Sydney Morning Herald - July 16, 2011

More beef from cattle in Japan that ate straw tainted by radiation has found its way into the food supply, deepening concern about the safety of meat as the country struggles to contain the spread of the contamination.

Cattle at the farm in Asakawa, about 60 kilometres from the crippled Fukushima No. 1 nuclear station, were fed with rice straw containing 97,000 becquerels of caesium per kilogram, compared with the government standard of 300 becquerels, said Hidenori Ohtani at the livestock division of the Fukushima prefectural government.

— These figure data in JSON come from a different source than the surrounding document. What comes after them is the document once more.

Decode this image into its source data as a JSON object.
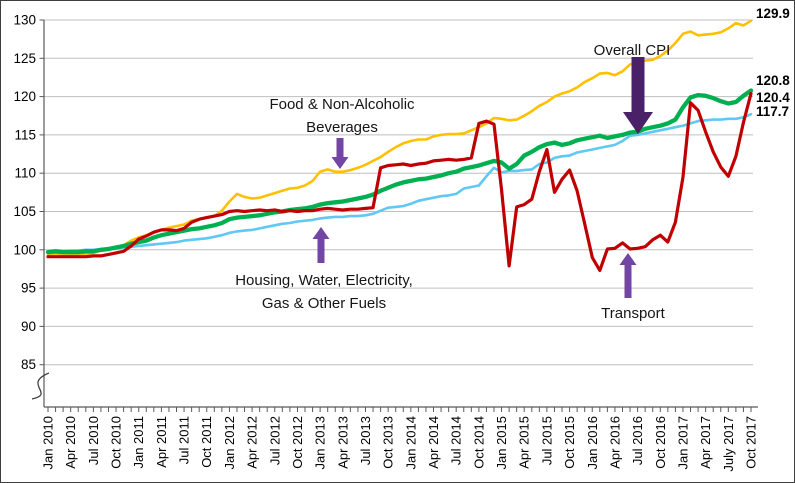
{
  "chart_data": {
    "type": "line",
    "title": "",
    "grid": "horizontal-gray",
    "axis_break": true,
    "ylim_display": [
      85,
      130
    ],
    "y_ticks": [
      85,
      90,
      95,
      100,
      105,
      110,
      115,
      120,
      125,
      130
    ],
    "x_tick_labels": [
      "Jan 2010",
      "Apr 2010",
      "Jul 2010",
      "Oct 2010",
      "Jan 2011",
      "Apr 2011",
      "Jul 2011",
      "Oct 2011",
      "Jan 2012",
      "Apr 2012",
      "Jul 2012",
      "Oct 2012",
      "Jan 2013",
      "Apr 2013",
      "Jul 2013",
      "Oct 2013",
      "Jan 2014",
      "Apr 2014",
      "Jul 2014",
      "Oct 2014",
      "Jan 2015",
      "Apr 2015",
      "Jul 2015",
      "Oct 2015",
      "Jan 2016",
      "Apr 2016",
      "Jul 2016",
      "Oct 2016",
      "Jan 2017",
      "Apr 2017",
      "July 2017",
      "Oct 2017"
    ],
    "months_total": 94,
    "x_range": [
      "Jan 2010",
      "Oct 2017"
    ],
    "series": [
      {
        "id": "food",
        "name": "Food & Non-Alcoholic Beverages",
        "color": "#FFC000",
        "end_label": "129.9",
        "values": [
          99.4,
          99.5,
          99.4,
          99.4,
          99.4,
          99.5,
          99.6,
          99.9,
          100.0,
          100.3,
          100.6,
          101.2,
          101.6,
          101.9,
          102.3,
          102.6,
          102.9,
          103.1,
          103.3,
          103.8,
          104.0,
          104.2,
          104.4,
          105.1,
          106.3,
          107.3,
          106.9,
          106.7,
          106.8,
          107.1,
          107.4,
          107.7,
          108.0,
          108.1,
          108.4,
          109.0,
          110.2,
          110.5,
          110.2,
          110.2,
          110.4,
          110.7,
          111.1,
          111.6,
          112.1,
          112.8,
          113.4,
          113.9,
          114.2,
          114.4,
          114.4,
          114.8,
          115.0,
          115.1,
          115.1,
          115.2,
          115.6,
          116.0,
          116.5,
          117.2,
          117.1,
          116.9,
          117.0,
          117.5,
          118.1,
          118.8,
          119.3,
          120.0,
          120.4,
          120.7,
          121.2,
          121.9,
          122.4,
          123.0,
          123.1,
          122.8,
          123.3,
          124.2,
          124.6,
          124.7,
          124.8,
          125.3,
          126.0,
          127.0,
          128.2,
          128.5,
          128.0,
          128.1,
          128.2,
          128.4,
          128.9,
          129.6,
          129.3,
          129.9
        ]
      },
      {
        "id": "housing",
        "name": "Housing, Water, Electricity, Gas & Other Fuels",
        "color": "#5FC8F4",
        "end_label": "117.7",
        "values": [
          99.7,
          99.8,
          99.8,
          99.9,
          99.9,
          100.0,
          100.0,
          100.1,
          100.1,
          100.2,
          100.3,
          100.4,
          100.5,
          100.6,
          100.7,
          100.8,
          100.9,
          101.0,
          101.2,
          101.3,
          101.4,
          101.5,
          101.7,
          101.9,
          102.2,
          102.4,
          102.5,
          102.6,
          102.8,
          103.0,
          103.2,
          103.4,
          103.5,
          103.7,
          103.8,
          103.9,
          104.1,
          104.2,
          104.3,
          104.3,
          104.4,
          104.4,
          104.5,
          104.7,
          105.1,
          105.5,
          105.6,
          105.7,
          106.0,
          106.4,
          106.6,
          106.8,
          107.0,
          107.1,
          107.3,
          108.0,
          108.2,
          108.4,
          109.6,
          110.7,
          110.1,
          110.3,
          110.3,
          110.4,
          110.5,
          111.2,
          111.4,
          112.0,
          112.2,
          112.3,
          112.7,
          112.9,
          113.1,
          113.3,
          113.5,
          113.7,
          114.2,
          114.9,
          115.0,
          115.2,
          115.4,
          115.6,
          115.8,
          116.0,
          116.2,
          116.5,
          116.8,
          116.9,
          117.0,
          117.0,
          117.1,
          117.1,
          117.3,
          117.7
        ]
      },
      {
        "id": "overall",
        "name": "Overall CPI",
        "color": "#00B050",
        "end_label": "120.8",
        "values": [
          99.7,
          99.8,
          99.7,
          99.7,
          99.7,
          99.8,
          99.8,
          100.0,
          100.1,
          100.3,
          100.5,
          100.8,
          101.0,
          101.2,
          101.6,
          101.9,
          102.1,
          102.3,
          102.5,
          102.7,
          102.8,
          103.0,
          103.2,
          103.5,
          104.0,
          104.2,
          104.3,
          104.4,
          104.5,
          104.7,
          104.9,
          105.0,
          105.2,
          105.3,
          105.4,
          105.6,
          105.9,
          106.1,
          106.2,
          106.3,
          106.5,
          106.7,
          106.9,
          107.2,
          107.7,
          108.1,
          108.5,
          108.8,
          109.0,
          109.2,
          109.3,
          109.5,
          109.7,
          110.0,
          110.2,
          110.6,
          110.8,
          111.0,
          111.3,
          111.6,
          111.4,
          110.6,
          111.2,
          112.3,
          112.8,
          113.4,
          113.8,
          114.0,
          113.7,
          113.9,
          114.3,
          114.5,
          114.7,
          114.9,
          114.6,
          114.8,
          115.0,
          115.3,
          115.4,
          115.8,
          116.0,
          116.2,
          116.5,
          117.0,
          118.6,
          119.9,
          120.2,
          120.1,
          119.8,
          119.4,
          119.1,
          119.3,
          120.1,
          120.8
        ]
      },
      {
        "id": "transport",
        "name": "Transport",
        "color": "#C00000",
        "end_label": "120.4",
        "values": [
          99.1,
          99.1,
          99.1,
          99.1,
          99.1,
          99.1,
          99.2,
          99.2,
          99.4,
          99.6,
          99.8,
          100.5,
          101.4,
          101.8,
          102.3,
          102.6,
          102.6,
          102.5,
          102.8,
          103.6,
          104.0,
          104.2,
          104.4,
          104.6,
          105.0,
          105.1,
          105.0,
          105.1,
          105.2,
          105.1,
          105.2,
          105.0,
          105.1,
          105.0,
          105.1,
          105.1,
          105.3,
          105.4,
          105.3,
          105.2,
          105.3,
          105.3,
          105.4,
          105.5,
          110.7,
          111.0,
          111.1,
          111.2,
          111.0,
          111.2,
          111.3,
          111.6,
          111.7,
          111.8,
          111.7,
          111.8,
          112.0,
          116.5,
          116.8,
          116.4,
          107.9,
          97.9,
          105.6,
          105.9,
          106.6,
          110.2,
          113.1,
          107.5,
          109.2,
          110.4,
          107.7,
          103.4,
          99.0,
          97.3,
          100.1,
          100.2,
          100.9,
          100.1,
          100.2,
          100.4,
          101.3,
          101.9,
          101.0,
          103.6,
          109.5,
          119.2,
          118.2,
          115.4,
          112.8,
          110.8,
          109.6,
          112.2,
          116.6,
          120.4
        ]
      }
    ],
    "annotations": {
      "food": {
        "line1": "Food & Non-Alcoholic",
        "line2": "Beverages",
        "arrow_color": "#7345A5"
      },
      "overall": {
        "line1": "Overall CPI",
        "arrow_color": "#4A2168"
      },
      "housing": {
        "line1": "Housing, Water, Electricity,",
        "line2": "Gas & Other Fuels",
        "arrow_color": "#7345A5"
      },
      "transport": {
        "line1": "Transport",
        "arrow_color": "#7345A5"
      }
    },
    "colors": {
      "gridline": "#BFBFBF",
      "axis": "#595959",
      "tick_text": "#000000",
      "frame_border": "#3f3f3f"
    }
  }
}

The farm shipped 42 cattle in the past three months to slaughterhouses in Tokyo, Kanagawa, Chiba and Miyagi prefectures, which were processed into meat and sold to distributors, he said.

The discovery comes a week after the Tokyo metropolitan government said it detected beef tainted by radiation for the first time, underlining the severity of contamination caused by the stricken station in Fukushima, site of the worst nuclear disaster since Chernobyl.

Japan's government might restrict beef shipments from all of Fukushima prefecture after the finding, Kyodo News has reported.

"They should consider suspending shipments of products made within 80 kilometres of the nuclear station," said Junichi Sato, an executive director at Greenpeace in Japan.

More farms may have used tainted straw and shipped cattle, threatening food supplies, Mr Sato said yesterday.

Tests showed beef from the Asakawa farm contained 650 becquerels of caesium a kilogram, exceeding the official standard of 500 becquerels, said Kazuyuki Hashimoto at the food-monitoring division of the Tokyo government office.